FREAKS UNIQUE: Amanda Lepore, Philip Johnson and Jesus — all muses for LaChapelle's gorgeous imagination
It's the ultimate package of sinfully vulgar gloss.
After opening the box that contained David LaChapelle's "Heaven to Hell" (Taschen $59.99), a venerable hush fell over my office at the newspaper.
Leafing through the 344 pages is a vivid journey through the sacred, the profane and the supernatural.
The arresting image on the book's cover "Pieta with Courtney Love" features the Widow Cobain posed as Mary, post-crucifixion. Shot in 2006, the wounded corpse wears bloodstained FTL undies and a tube sock with stigmata holes.
Our troubled mourning wife rests on an ambulance stretcher. And the Grunge Messiah's arm hangs down, revealing his veins — black and punctured.
With so many eye-catching details, you could stare at LaChapelle's "Pieta" longer than the album cover of "Sgt. Pepper's Lonely Hearts Club Band."
The gay visionary doesn't waste time with a foreword. The images speak for themselves: nightmarishly sexy, dangerously innocent, vapid and ugly, saturated with God-given beauty.

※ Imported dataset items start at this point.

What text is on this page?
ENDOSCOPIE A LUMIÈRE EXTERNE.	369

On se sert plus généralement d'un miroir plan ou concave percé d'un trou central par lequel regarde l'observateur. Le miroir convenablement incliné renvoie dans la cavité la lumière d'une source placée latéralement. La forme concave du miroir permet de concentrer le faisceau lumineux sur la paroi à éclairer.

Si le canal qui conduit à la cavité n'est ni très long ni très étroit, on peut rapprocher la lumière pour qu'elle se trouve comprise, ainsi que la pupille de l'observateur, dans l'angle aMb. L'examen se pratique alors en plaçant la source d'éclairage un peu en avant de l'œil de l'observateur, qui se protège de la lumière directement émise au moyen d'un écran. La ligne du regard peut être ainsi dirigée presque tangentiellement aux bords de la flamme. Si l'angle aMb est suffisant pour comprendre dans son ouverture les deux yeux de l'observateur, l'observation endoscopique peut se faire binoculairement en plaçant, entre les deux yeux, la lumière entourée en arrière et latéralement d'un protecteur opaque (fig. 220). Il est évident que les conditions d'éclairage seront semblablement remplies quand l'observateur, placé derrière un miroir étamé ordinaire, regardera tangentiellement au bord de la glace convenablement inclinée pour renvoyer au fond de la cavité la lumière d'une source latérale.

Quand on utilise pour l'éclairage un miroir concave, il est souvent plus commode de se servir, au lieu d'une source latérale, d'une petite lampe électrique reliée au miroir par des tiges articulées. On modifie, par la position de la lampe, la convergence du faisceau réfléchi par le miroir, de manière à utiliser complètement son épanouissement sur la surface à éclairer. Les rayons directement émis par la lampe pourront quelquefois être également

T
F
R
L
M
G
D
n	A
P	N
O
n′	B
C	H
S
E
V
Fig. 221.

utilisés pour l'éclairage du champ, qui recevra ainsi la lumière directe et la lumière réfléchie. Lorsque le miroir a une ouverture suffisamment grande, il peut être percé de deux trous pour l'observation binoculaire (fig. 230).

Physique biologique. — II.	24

The photographer's muse, transsexual superstar Amanda Lepore, graces many pages.
On a double-page tableaux, "The Metamorphosis and Other Stories," Lepore shows off her gash while a babydyke tattoo artists puts the finishing touches on flames licking her vagina.
All the other usual suspects are well represented.

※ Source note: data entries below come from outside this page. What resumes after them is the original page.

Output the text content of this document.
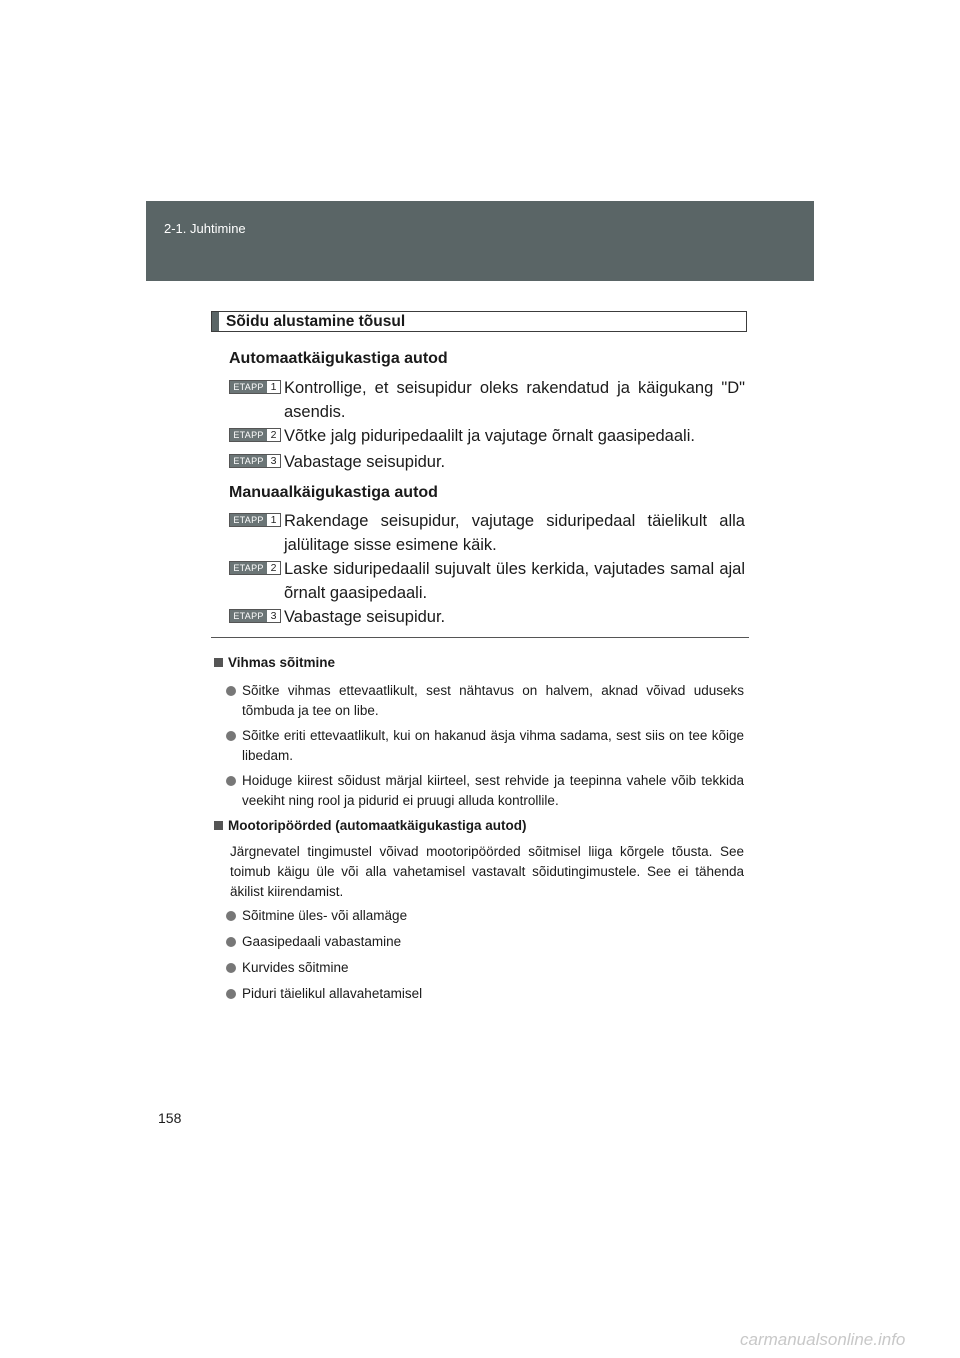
2-1. Juhtimine
Sõidu alustamine tõusul
Automaatkäigukastiga autod
ETAPP 1 Kontrollige, et seisupidur oleks rakendatud ja käigukang "D" asendis.
ETAPP 2 Võtke jalg piduripedaalilt ja vajutage õrnalt gaasipedaali.
ETAPP 3 Vabastage seisupidur.
Manuaalkäigukastiga autod
ETAPP 1 Rakendage seisupidur, vajutage siduripedaal täielikult alla jalülitage sisse esimene käik.
ETAPP 2 Laske siduripedaalil sujuvalt üles kerkida, vajutades samal ajal õrnalt gaasipedaali.
ETAPP 3 Vabastage seisupidur.
Vihmas sõitmine
Sõitke vihmas ettevaatlikult, sest nähtavus on halvem, aknad võivad uduseks tõmbuda ja tee on libe.
Sõitke eriti ettevaatlikult, kui on hakanud äsja vihma sadama, sest siis on tee kõige libedam.
Hoiduge kiirest sõidust märjal kiirteel, sest rehvide ja teepinna vahele võib tekkida veekiht ning rool ja pidurid ei pruugi alluda kontrollile.
Mootoripöörded (automaatkäigukastiga autod)
Järgnevatel tingimustel võivad mootoripöörded sõitmisel liiga kõrgele tõusta. See toimub käigu üle või alla vahetamisel vastavalt sõidutingimustele. See ei tähenda äkilist kiirendamist.
Sõitmine üles- või allamäge
Gaasipedaali vabastamine
Kurvides sõitmine
Piduri täielikul allavahetamisel
158
carmanualsonline.info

Amid druggy-induced references to "Taxi Driver" and "Scarface" are LaChapelle's coterie of celebutants: Pamela Anderson, Paris Hilton, Whitney Houston, Sofia Coppola, Naomi Campbell, David Beckham, Angelina Jolie, Elton, Dolly, Lil' Kim and Jocelyn Wildenstein.
Some surprising cameos make the short list: Hilary Clinton (or is that a wax dummy?), a panicked Philip Johnson, a happy Muhammad Ali and a sweat-soaked and shirtless Lance Armstrong.

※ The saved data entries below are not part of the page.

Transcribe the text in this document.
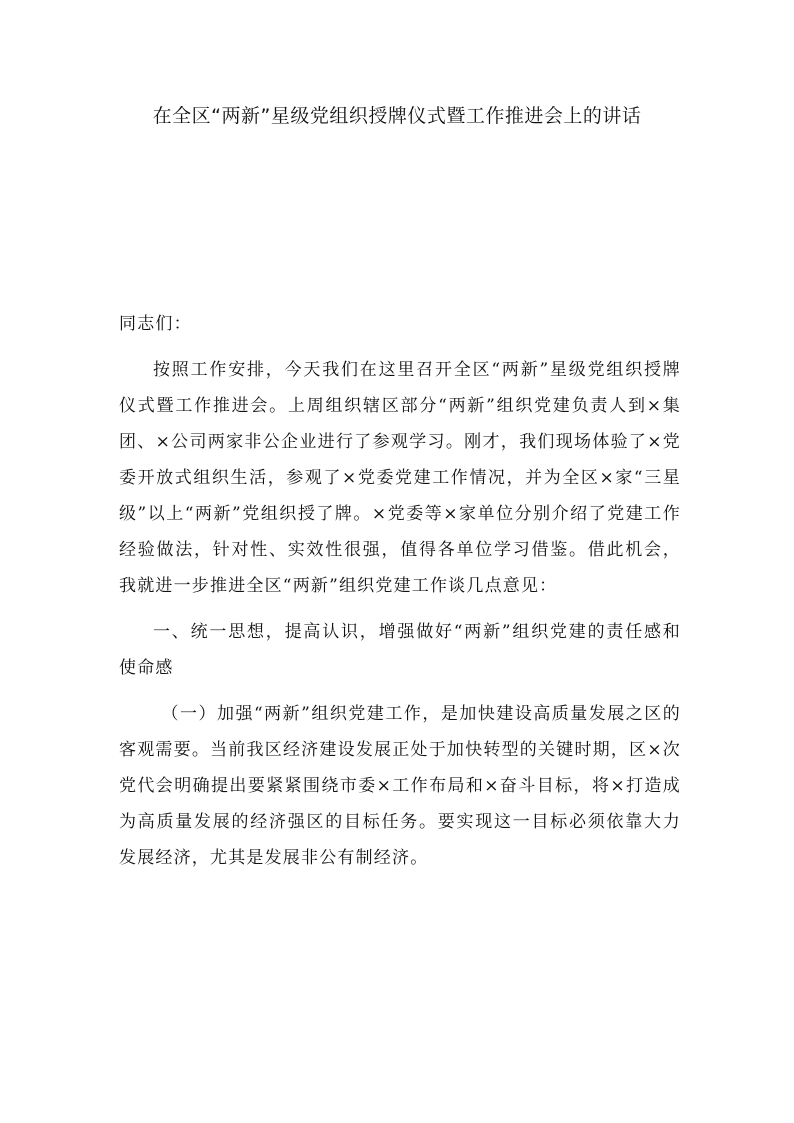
在全区“两新”星级党组织授牌仪式暨工作推进会上的讲话

同志们：

按照工作安排，今天我们在这里召开全区“两新”星级党组织授牌仪式暨工作推进会。上周组织辖区部分“两新”组织党建负责人到×集团、×公司两家非公企业进行了参观学习。刚才，我们现场体验了×党委开放式组织生活，参观了×党委党建工作情况，并为全区×家“三星级”以上“两新”党组织授了牌。×党委等×家单位分别介绍了党建工作经验做法，针对性、实效性很强，值得各单位学习借鉴。借此机会，我就进一步推进全区“两新”组织党建工作谈几点意见：

一、统一思想，提高认识，增强做好“两新”组织党建的责任感和使命感

（一）加强“两新”组织党建工作，是加快建设高质量发展之区的客观需要。当前我区经济建设发展正处于加快转型的关键时期，区×次党代会明确提出要紧紧围绕市委×工作布局和×奋斗目标，将×打造成为高质量发展的经济强区的目标任务。要实现这一目标必须依靠大力发展经济，尤其是发展非公有制经济。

For a brief and welcome detour, LaChapelle flexes his lens.
Abandoning his high-sheen vision, he unveils the "Drunk American" series.
Shot in 2006, this is his strange Polaroid-esque homage to late-'70s U.S.A.
It's a post-Bush apocalypse, where gallons of Carlo Rossi spill onto wall-to-wall brown shag. Where grandmothers hold guns and serve guests tawdry noshes on stars-and-stripes paper plates.
It's kitsch mixed with unsettling prognostication.
Toward the end of our journey, LaChapelle faces death. And it's not totally ugly — it's acceptance.
Titles like "In Heaven, Everything is Fine" and "When the World is Through" give the first glimpse of afterlife.
A celestial hue imbues LaChapelle's vision.
The very end, brings us to the beginning: Jesus himself.
LaChapelle envisions the Second Coming in the 21st century. It's as if Andy Warhol was standing over LaChapelle's shoulder when he shot his gangsta-style "Last Supper."
This is divine inspiration.
If you fork over the $60 for "Heaven to Hell," you'll probably never let it out of your sight.